Egoïste et sans préjugés, Louis XVIII voulait sa tranquillité à tout prix : il soutenait ses ministres tant qu’ils avaient la majorité ; il les renvoyait aussitôt que cette majorité était ébranlée et que son repos pouvait être dérangé ; il ne balançait pas à reculer dès que, pour obtenir la victoire, il eût fallu faire un pas en avant. Sa grandeur était de la patience ; il n’allait pas aux événements, les événements venaient à lui.
Sans être cruel, ce roi n’était pas humain ; les catastrophes tragiques ne l’étonnaient ni ne le touchaient pas : il se contenta de dire au duc de Berry, qui s’excusait d’avoir eu le malheur de troubler par sa mort le sommeil du roi : « J’ai fait ma nuit ». Pourtant cet homme tranquille, lorsqu’il était contrarié, entrait dans d’horribles colères ; enfin ce prince si froid, si insensible, avait des attachements qui ressemblaient à des passions : ainsi se succédèrent dans son intimité le comte d’Avarai, M. de Blacas, M. Decazes, Mme de Balbi, Mme du Cayla ; toutes ces personnes aimées étaient des favoris.
Louis XVIII nous apparut dans toute la profondeur des traditions historiques ; il se montra avec le favoritisme des anciennes royautés.

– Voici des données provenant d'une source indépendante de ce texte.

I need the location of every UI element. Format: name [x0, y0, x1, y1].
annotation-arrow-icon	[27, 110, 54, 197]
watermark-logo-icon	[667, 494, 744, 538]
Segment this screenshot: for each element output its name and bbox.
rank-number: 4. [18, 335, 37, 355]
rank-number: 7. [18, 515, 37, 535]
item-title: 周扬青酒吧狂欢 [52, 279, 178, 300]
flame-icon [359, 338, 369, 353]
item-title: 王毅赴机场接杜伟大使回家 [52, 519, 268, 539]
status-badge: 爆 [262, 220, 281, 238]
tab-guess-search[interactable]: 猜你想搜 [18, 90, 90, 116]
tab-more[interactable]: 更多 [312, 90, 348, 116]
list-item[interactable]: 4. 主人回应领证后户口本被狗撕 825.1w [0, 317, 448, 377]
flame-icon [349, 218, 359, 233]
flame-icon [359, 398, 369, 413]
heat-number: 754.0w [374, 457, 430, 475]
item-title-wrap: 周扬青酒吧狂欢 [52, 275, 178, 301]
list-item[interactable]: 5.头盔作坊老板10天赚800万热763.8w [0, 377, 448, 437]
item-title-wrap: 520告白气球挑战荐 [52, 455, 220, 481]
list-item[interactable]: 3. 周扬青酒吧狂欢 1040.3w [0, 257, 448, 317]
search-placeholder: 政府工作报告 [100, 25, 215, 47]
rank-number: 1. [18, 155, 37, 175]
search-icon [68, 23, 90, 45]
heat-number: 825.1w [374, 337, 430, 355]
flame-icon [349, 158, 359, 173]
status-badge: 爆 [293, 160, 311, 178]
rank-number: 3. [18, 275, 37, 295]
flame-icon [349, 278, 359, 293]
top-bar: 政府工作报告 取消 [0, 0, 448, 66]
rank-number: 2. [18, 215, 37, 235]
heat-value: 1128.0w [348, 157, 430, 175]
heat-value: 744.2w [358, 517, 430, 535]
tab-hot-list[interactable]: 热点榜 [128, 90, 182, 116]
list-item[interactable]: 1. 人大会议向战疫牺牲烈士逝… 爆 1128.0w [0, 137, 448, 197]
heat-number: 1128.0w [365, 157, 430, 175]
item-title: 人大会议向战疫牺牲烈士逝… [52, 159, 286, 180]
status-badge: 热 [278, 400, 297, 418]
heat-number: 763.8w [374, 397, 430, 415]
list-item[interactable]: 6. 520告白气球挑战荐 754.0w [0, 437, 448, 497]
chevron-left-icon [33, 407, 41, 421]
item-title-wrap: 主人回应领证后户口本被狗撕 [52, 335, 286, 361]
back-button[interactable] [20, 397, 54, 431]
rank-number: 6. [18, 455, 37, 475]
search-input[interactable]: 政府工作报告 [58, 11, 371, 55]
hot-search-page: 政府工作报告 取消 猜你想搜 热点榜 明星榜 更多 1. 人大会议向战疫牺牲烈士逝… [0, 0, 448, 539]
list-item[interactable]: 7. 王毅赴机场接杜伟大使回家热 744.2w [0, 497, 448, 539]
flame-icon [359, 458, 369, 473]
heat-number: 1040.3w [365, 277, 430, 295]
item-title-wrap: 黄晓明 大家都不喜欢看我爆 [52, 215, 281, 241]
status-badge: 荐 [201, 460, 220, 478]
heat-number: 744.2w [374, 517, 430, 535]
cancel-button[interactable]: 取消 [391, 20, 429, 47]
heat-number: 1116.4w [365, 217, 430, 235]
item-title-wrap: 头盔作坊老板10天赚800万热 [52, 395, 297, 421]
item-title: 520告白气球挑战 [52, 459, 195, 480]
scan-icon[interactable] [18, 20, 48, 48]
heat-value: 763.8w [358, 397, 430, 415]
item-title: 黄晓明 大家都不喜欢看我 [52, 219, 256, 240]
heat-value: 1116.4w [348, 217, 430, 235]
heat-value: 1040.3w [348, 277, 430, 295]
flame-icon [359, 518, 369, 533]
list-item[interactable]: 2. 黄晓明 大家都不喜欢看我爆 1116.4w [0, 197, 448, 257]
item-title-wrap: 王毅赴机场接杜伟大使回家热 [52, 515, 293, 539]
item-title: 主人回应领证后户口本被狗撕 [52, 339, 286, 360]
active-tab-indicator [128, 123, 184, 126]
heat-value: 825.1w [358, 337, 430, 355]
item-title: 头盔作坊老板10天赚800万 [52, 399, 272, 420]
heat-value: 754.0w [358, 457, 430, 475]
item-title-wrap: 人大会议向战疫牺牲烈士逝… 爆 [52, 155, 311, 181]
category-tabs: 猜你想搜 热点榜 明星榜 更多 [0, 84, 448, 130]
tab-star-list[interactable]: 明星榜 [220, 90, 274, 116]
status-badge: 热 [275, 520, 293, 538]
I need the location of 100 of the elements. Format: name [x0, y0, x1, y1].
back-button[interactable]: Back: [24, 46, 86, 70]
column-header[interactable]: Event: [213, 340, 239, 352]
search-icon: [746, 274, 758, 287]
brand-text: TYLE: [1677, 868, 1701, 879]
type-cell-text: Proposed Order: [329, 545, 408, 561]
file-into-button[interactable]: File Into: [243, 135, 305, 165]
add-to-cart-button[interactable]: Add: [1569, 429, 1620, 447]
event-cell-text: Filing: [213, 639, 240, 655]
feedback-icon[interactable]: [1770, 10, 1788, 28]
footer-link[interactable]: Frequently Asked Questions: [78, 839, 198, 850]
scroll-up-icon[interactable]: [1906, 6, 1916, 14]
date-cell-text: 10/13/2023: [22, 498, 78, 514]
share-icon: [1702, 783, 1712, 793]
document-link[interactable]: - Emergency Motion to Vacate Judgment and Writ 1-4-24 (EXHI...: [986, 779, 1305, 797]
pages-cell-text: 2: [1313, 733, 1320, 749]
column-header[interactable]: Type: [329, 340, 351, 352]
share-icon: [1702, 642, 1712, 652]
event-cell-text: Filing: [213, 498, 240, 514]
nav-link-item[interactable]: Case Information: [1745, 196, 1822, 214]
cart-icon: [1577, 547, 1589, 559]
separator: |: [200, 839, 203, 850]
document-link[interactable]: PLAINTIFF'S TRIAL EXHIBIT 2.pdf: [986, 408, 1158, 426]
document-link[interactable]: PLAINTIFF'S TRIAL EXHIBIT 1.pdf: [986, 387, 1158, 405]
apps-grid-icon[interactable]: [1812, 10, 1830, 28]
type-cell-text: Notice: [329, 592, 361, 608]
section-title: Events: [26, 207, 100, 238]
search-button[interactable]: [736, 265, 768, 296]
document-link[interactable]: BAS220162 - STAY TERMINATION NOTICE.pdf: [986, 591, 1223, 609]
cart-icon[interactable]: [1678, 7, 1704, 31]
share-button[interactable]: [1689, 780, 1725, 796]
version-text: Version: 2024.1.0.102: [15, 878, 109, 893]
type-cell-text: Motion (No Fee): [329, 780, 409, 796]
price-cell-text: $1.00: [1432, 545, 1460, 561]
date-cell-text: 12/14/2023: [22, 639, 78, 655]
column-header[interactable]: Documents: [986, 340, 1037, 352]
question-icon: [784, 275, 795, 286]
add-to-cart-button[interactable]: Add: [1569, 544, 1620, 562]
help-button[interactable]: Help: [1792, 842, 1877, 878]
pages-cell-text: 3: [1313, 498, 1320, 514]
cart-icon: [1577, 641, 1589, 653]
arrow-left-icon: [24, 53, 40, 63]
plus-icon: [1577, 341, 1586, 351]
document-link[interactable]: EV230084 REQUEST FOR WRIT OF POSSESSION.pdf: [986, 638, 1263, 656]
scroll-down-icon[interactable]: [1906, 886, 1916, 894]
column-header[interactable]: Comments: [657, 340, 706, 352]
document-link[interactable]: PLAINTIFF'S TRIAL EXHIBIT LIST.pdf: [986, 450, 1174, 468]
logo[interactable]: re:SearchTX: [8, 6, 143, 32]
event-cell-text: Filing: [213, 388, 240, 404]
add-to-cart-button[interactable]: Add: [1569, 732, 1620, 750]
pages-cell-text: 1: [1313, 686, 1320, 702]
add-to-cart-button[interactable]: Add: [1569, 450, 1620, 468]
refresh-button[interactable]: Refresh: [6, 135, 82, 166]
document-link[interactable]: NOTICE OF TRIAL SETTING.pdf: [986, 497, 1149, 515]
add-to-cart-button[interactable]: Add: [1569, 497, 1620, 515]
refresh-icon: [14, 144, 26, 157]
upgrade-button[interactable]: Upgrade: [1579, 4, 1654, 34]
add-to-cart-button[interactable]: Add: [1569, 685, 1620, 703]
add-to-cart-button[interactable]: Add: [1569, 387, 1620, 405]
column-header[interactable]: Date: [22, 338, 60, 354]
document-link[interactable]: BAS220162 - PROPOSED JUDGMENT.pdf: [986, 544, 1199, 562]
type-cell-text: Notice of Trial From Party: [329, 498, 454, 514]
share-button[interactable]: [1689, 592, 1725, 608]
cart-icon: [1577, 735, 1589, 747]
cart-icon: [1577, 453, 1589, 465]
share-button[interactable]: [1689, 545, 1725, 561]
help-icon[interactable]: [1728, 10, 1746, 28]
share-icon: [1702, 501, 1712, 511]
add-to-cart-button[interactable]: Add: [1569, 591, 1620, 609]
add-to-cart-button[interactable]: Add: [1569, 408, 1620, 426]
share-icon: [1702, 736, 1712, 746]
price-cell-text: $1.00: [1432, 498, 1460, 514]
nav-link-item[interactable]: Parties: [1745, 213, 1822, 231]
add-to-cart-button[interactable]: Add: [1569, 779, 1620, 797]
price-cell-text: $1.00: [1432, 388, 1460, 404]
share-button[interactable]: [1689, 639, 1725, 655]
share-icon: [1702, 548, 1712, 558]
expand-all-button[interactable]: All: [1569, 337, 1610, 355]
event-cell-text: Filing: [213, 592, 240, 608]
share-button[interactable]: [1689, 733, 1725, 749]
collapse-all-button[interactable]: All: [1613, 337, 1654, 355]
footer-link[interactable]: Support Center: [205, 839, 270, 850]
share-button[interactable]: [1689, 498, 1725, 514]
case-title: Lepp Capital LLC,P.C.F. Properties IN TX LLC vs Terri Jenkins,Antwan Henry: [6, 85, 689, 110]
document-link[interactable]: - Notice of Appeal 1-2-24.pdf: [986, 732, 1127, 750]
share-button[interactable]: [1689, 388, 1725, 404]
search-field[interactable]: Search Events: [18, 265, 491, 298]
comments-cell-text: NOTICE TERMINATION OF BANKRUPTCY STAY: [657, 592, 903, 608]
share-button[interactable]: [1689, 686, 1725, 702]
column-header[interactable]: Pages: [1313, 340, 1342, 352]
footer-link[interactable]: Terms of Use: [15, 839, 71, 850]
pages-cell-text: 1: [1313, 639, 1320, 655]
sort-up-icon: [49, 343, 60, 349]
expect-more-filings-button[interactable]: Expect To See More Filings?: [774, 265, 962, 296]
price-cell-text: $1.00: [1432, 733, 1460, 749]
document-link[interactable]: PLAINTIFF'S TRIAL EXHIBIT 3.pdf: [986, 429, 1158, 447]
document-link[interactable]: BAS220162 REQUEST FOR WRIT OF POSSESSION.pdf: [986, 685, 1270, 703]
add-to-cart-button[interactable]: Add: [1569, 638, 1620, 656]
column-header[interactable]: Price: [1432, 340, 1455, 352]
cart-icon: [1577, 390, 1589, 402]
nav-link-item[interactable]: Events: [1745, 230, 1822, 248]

Se fait-il dans le cœur des monarques isolés un vide qu’ils remplissent avec le premier objet qu’ils trouvent ? Est-ce sympathie, affinité d’une nature analogue à la leur ? Est-ce une amitié qui leur tombe du ciel pour les consoler de leur grandeur ? Est-ce un penchant pour un esclave qui se donne corps et âme , devant lequel on ne se cache de rien… Plus le favori a été bas et intime, moins on peut le renvoyer, parce qu’il est en possession de secrets qui feraient rougir s’ils étaient divulgués : ce préféré puise sa double force dans sa turpitude et dans les faiblesses de son maîtr
e.
[Mémoires d'outre-tombe, Troisième partie – Livre 1– Chapitre 4].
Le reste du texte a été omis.